I have an existing tankless (on-demand) water heater as the hot water supply for the house. I am looking to use a heat exchanger off of that to warm the water. I have 3 zones: upstairs master suite (1 manifold/2 loops); downstairs bedroom (1 manifold/1 loop); main living (living room 1 manifold/2 loops, kitchen&bathroom 1 manifold/2 loops).

Question
I have created this diagram on how I am planning on hooking everything up. My question is everything in the correct location? Am I missing any components? The only thing I don't have in the diagram is the electrical wiring and the thermostats. Don't assume there is anything I am installing, but just didn't put in the diagram. Everything I know is on that diagram.
Radiant Heating Diagram

Best Answer

This isn't an "answer" but a caution. I have a hydronic, in floor heating system in my house and let me tell you, there is a LOT of design and engineering to do to get this right. Even the tubing layout in the floor has design criteria (pattern should be that half way thru the loop, the tubing should parallel the first part for more even heat distribution. There are sooo many options out there. Are you providing DHW off the boiler? or is the "boiler" a water heater? You also need to do heat loss calculations to determine if the BTUs supplied by your boiler or water heater are sufficient.

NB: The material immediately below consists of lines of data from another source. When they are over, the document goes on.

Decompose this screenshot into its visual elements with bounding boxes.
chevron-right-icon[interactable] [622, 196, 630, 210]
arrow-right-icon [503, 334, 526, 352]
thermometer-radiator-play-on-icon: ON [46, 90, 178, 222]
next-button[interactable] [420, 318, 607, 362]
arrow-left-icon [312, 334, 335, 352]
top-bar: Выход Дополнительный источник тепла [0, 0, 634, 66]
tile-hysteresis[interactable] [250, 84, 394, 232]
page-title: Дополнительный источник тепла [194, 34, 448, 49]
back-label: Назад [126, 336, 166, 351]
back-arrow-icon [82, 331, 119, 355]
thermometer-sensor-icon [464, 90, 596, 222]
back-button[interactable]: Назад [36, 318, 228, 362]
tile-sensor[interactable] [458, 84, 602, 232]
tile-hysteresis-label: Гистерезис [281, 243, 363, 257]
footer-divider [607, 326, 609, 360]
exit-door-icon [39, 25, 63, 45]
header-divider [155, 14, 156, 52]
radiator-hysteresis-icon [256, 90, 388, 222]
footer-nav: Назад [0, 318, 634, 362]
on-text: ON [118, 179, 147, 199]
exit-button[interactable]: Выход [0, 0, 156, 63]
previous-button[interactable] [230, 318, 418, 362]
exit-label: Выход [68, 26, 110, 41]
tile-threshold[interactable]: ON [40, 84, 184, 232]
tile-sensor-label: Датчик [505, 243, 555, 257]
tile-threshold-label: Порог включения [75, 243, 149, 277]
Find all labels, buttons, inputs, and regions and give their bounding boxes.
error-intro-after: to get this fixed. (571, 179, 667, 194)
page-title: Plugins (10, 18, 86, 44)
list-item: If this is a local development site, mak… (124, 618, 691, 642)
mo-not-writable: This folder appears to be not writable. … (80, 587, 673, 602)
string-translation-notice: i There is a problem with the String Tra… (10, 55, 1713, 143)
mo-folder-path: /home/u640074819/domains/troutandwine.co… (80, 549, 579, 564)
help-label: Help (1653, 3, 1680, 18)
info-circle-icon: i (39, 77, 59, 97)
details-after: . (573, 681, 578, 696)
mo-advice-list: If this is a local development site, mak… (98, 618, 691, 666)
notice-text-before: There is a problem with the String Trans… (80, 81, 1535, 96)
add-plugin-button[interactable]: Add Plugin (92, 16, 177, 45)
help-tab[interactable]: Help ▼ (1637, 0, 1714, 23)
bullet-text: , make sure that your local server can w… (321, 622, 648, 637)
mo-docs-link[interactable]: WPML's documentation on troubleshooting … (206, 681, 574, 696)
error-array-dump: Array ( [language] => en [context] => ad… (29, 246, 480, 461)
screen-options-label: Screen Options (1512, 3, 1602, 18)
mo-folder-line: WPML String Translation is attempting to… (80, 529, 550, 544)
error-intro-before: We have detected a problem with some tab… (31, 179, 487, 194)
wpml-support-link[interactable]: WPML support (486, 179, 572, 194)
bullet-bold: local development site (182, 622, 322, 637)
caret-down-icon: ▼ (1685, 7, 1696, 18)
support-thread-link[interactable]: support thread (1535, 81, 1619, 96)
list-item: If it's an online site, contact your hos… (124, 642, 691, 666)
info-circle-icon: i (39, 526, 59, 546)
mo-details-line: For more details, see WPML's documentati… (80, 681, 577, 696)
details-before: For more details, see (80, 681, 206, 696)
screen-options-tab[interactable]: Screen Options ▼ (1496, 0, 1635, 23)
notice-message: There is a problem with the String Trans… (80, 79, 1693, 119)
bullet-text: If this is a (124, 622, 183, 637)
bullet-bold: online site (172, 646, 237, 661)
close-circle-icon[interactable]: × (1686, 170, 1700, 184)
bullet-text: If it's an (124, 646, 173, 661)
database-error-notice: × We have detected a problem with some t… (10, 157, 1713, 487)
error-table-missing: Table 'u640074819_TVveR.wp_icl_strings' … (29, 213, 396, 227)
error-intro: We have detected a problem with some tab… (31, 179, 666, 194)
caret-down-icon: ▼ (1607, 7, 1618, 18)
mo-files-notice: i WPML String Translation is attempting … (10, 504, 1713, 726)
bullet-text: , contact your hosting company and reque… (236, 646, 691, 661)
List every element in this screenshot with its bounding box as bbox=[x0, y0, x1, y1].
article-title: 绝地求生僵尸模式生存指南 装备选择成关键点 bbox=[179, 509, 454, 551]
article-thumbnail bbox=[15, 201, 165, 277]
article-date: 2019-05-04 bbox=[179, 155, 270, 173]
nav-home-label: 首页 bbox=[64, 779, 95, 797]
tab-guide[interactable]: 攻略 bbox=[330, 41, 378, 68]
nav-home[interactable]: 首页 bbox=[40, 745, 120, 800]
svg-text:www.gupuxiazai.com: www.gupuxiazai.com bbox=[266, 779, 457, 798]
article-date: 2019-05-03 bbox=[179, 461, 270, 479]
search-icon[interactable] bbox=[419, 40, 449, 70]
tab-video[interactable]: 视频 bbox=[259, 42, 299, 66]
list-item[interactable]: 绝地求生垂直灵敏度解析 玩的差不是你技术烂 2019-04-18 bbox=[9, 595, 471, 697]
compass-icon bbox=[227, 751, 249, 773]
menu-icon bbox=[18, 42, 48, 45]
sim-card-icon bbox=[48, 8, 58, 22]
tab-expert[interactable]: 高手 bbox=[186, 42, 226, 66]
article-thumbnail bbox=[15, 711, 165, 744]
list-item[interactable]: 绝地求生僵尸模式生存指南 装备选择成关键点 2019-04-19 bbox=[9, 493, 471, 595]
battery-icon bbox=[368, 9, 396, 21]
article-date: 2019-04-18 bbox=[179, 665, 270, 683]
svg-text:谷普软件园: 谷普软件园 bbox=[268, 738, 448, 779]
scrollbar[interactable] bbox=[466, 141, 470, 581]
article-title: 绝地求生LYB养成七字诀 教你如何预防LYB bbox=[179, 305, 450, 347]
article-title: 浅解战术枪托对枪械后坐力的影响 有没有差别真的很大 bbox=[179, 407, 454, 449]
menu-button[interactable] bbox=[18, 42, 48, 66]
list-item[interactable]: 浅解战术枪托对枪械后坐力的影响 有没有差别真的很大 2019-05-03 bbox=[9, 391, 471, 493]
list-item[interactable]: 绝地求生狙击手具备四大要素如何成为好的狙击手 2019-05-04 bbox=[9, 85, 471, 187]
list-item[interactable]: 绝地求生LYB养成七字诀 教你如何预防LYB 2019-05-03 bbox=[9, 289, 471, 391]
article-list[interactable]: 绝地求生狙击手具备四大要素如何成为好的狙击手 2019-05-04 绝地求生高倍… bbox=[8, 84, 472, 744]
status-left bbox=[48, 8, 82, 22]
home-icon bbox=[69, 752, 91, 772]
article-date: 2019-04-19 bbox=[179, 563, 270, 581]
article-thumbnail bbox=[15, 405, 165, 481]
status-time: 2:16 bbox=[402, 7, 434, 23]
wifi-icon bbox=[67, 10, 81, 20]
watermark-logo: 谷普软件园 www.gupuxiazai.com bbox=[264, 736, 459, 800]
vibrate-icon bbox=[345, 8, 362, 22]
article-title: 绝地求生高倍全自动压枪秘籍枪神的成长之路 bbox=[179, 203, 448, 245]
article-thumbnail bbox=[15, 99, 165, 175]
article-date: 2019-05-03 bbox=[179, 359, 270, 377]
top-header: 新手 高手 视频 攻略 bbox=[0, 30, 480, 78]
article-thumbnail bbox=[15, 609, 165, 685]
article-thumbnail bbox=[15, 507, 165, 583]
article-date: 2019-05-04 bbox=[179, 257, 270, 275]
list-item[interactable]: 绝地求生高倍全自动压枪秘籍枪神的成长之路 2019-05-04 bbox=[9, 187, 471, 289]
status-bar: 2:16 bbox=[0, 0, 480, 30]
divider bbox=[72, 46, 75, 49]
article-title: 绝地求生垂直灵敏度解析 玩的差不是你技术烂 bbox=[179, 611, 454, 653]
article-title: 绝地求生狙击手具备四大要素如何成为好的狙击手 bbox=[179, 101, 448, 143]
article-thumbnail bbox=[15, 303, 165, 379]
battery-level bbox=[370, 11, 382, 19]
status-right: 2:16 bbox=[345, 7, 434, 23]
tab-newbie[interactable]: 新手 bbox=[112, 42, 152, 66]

You didn't say, but I would guess that your radiant floor heating system will be installed in light weight concrete? If so, that has a lot of thermal mass. A thermostat that isn't too bright would leave the heat on until it reaches set point, then the residual heat in the slab could easily "overshoot" the setpoint by several degrees, making the room too hot and wasting energy. So at a minimum you'd want a tstat with adaptive intelligent recovery. But even that said, in floor radiant systems are "slow" so you can't expect to set the tstat for 60 at night and 68 during the day to be effective.

I know this is a DIY site, and you could probably do much of the install yourself, but I'd strongly suggest getting in touch with a pro for advice and design. Many supply houses have designers on staff that will offer their services for little or no cost, as long as you buy your materials there.

There are just too many opportunities for things to go wrong here so consulting a pro for design and advice is my strong suggestion.